I've had the opportunity over the past couple of years to work with a large customer of mine on a refresh of their entire infrastructure. Network management tools were one of the last pieces to be addressed as emphasis had been on legacy hardware first and the direction for management tools had not been established. This mini-series will highlight this company's journey and the problems solved, insights gained, as well as unresolved issues that still need addressing in the future. Hopefully this will help other companies or individuals going through the process. Topics will include discovery around types of tools, how they are being used, who uses them and for what purpose, their fit within the organization, and lastly what more they leave to be desired.
Lean IT teams often do whatever they can to get by and my customer was no exception. One of the biggest challenges they had in approaching their network management strategy was to understand what they currently had. We had to work through the "day in the life" of a number of individuals to identify the core tools used, but were constantly surprised by new tools that would appear or were used so infrequently that the team would forget about them until a specific use case arose.
Open Source Tools
The team found open source tools to be of tremendous use, especially Netman and MRTG. These provided much needed visibility and the price was right given the lack of investment in monitoring tools at the time of deployment. The relatively complex nature of deployment of these tools did limit adoption and we found that often these tools lagged behind from a configuration standpoint. New equipment would be deployed without necessarily being integrated into the tool, likewise old equipment when replaced was not always removed from the tools. Lack of policy and discipline in a busy IT shop had effectively limited the effectiveness of these tools. This was further compounded by only a small subset of the team having access. Additionally, as an outside resource, I had no idea what "normal" was when looking at the tool (e.g. is that router down or has it been removed?).
Vendor Specific Tools
These tools are something most are familiar with products like Cisco's Prime Infrastructure, Aruba's Airwave, VMWare's vSphere Operations Management (VSOM), etc. Each of these tools had been deployed widely and would tend to be used by those who's job responsibility primarily covered the area managed by the tool, however others that could benefit from this tool very rarely used it if at all. These tools tend to be fairly expensive and offer many features that are typically not leveraged very well. Additionally, most of the tools have robust AAA capabilities that would enable them to be shared with help desk teams, etc. but these features had been overlooked by the team, despite having been properly configured for their own purposes.
Third Party Tools
Some investment had been made in third party tools, typically around a specific need.

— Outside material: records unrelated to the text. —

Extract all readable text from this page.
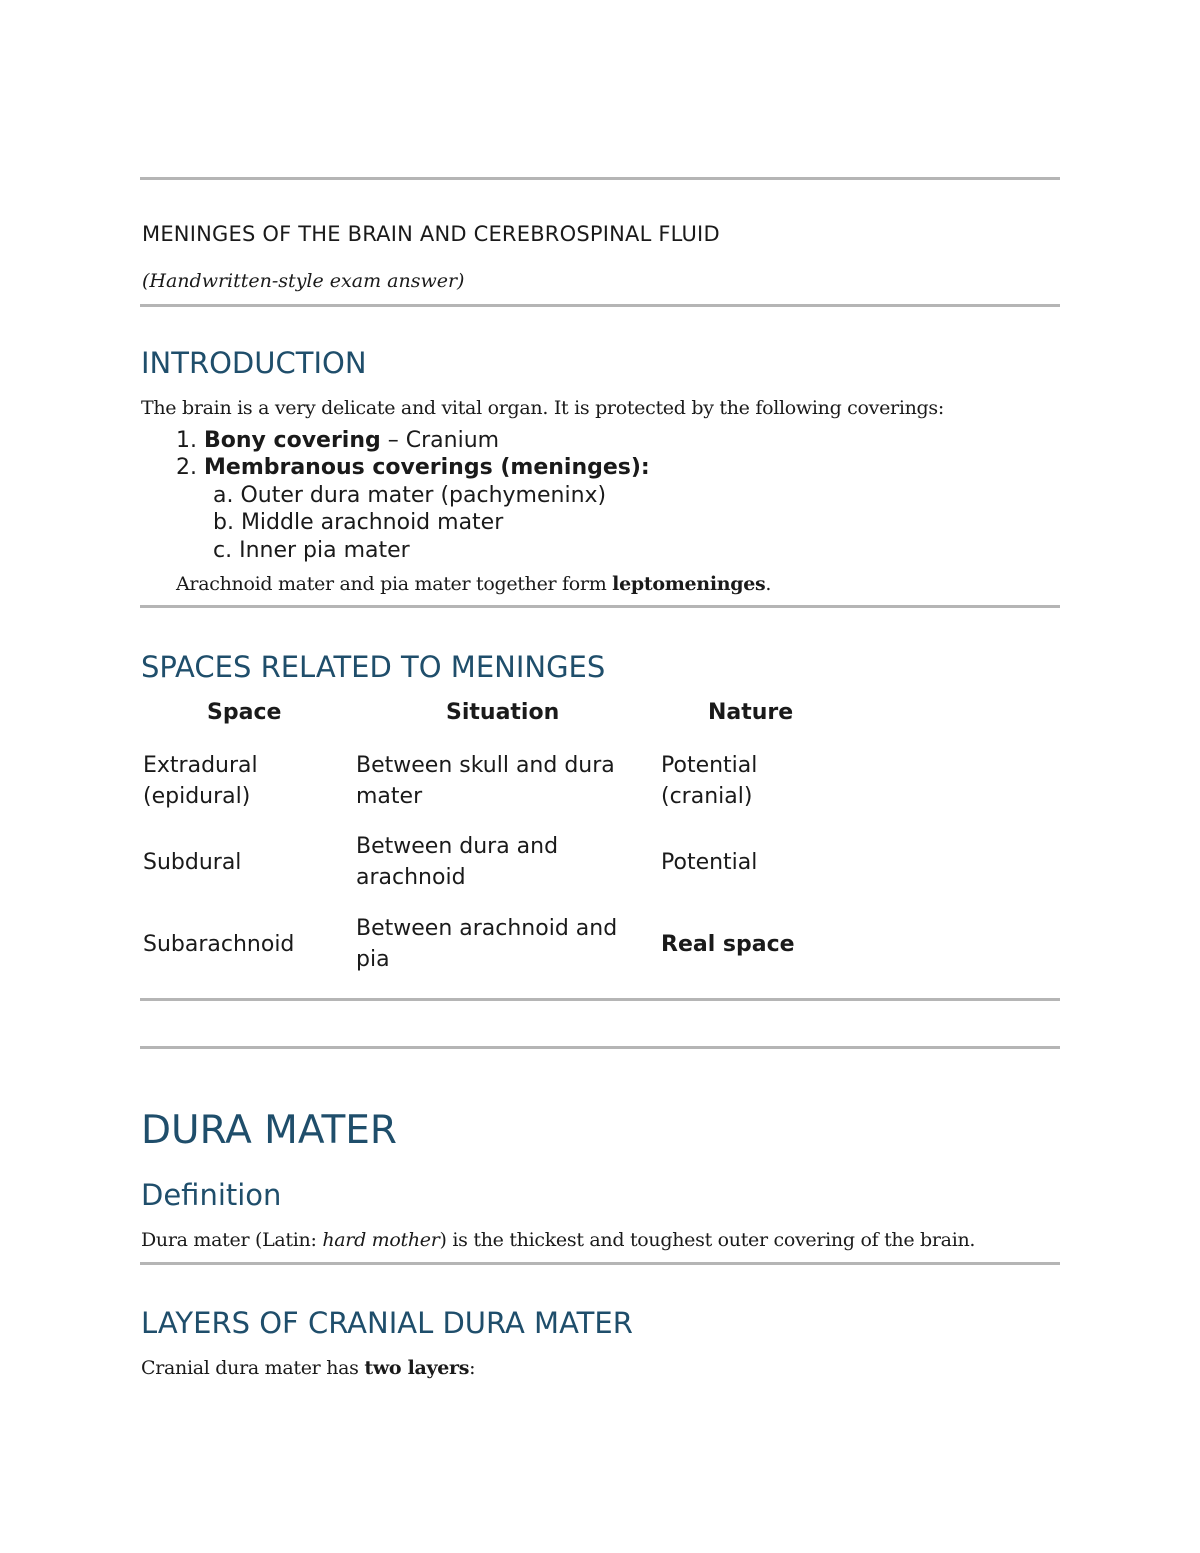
MENINGES OF THE BRAIN AND CEREBROSPINAL FLUID
(Handwritten-style exam answer)
INTRODUCTION
The brain is a very delicate and vital organ. It is protected by the following coverings:
1. Bony covering – Cranium
2. Membranous coverings (meninges):
a. Outer dura mater (pachymeninx)
b. Middle arachnoid mater
c. Inner pia mater
Arachnoid mater and pia mater together form leptomeninges.
SPACES RELATED TO MENINGES
Space	Situation	Nature
Extradural (epidural)
Between skull and dura mater
Potential (cranial)
Subdural
Between dura and arachnoid
Potential
Subarachnoid
Between arachnoid and pia
Real space
DURA MATER
Definition
Dura mater (Latin: hard mother) is the thickest and toughest outer covering of the brain.
LAYERS OF CRANIAL DURA MATER
Cranial dura mater has two layers:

A good example of this would be the Kiwi Cat Tools for ease of device backups. While this functionality existed in other tools, the company wanted a single location for all device configuration files. The customer found that numerous tools existed, but it took the entire team to enumerate them and in a couple cases multiple instances of the same tool had been purchased for usage by different teams.
Certain members of the IT team who were comfortable with writing and using scripts would develop their own tool sets, however these would often not be shared with the rest of the IT team until some specific project jogged the author's memory who would then offer up some script that had been written. In all cases these were very specific and had never been fully socialized, the team decided to develop a website internally to reference these tools and their use cases.
Taking a Step Back
Working with each of the administrators and their areas of responsibility it was easy to understand how they've gotten to this point where substantial investment had been made in a myriad of tools without putting a strategy in place. Each of the teams had acquired or deployed tools to make their lives easier and tended to go with whatever was vendor aligned or free. Taking a step back together from it all and looking at the system in its entirety provided a much different perspective - is this really how we'd design our management infrastructure if we built it from the ground up? Clearly not, so what next? Looking at the tools currently deployed, it was obvious that substantial duplicate functionality existed as well as a number of gaps, especially as it pertained to any one specific team's visibility.
Enumerating the existing tools, processes and use cases highlighted how much organizations actually do spend on tools while complaining that they don't have the visibility needed. Open lines of communication between teams, the development of an official or virtual "tools team", and careful consideration of products purchased are key to the success of running the IT team properly. Highly custom scripts and those who can write them can be of great value to an organization, however this value is wasted if the team at large isn't aware of these scripts and how to best utilize them.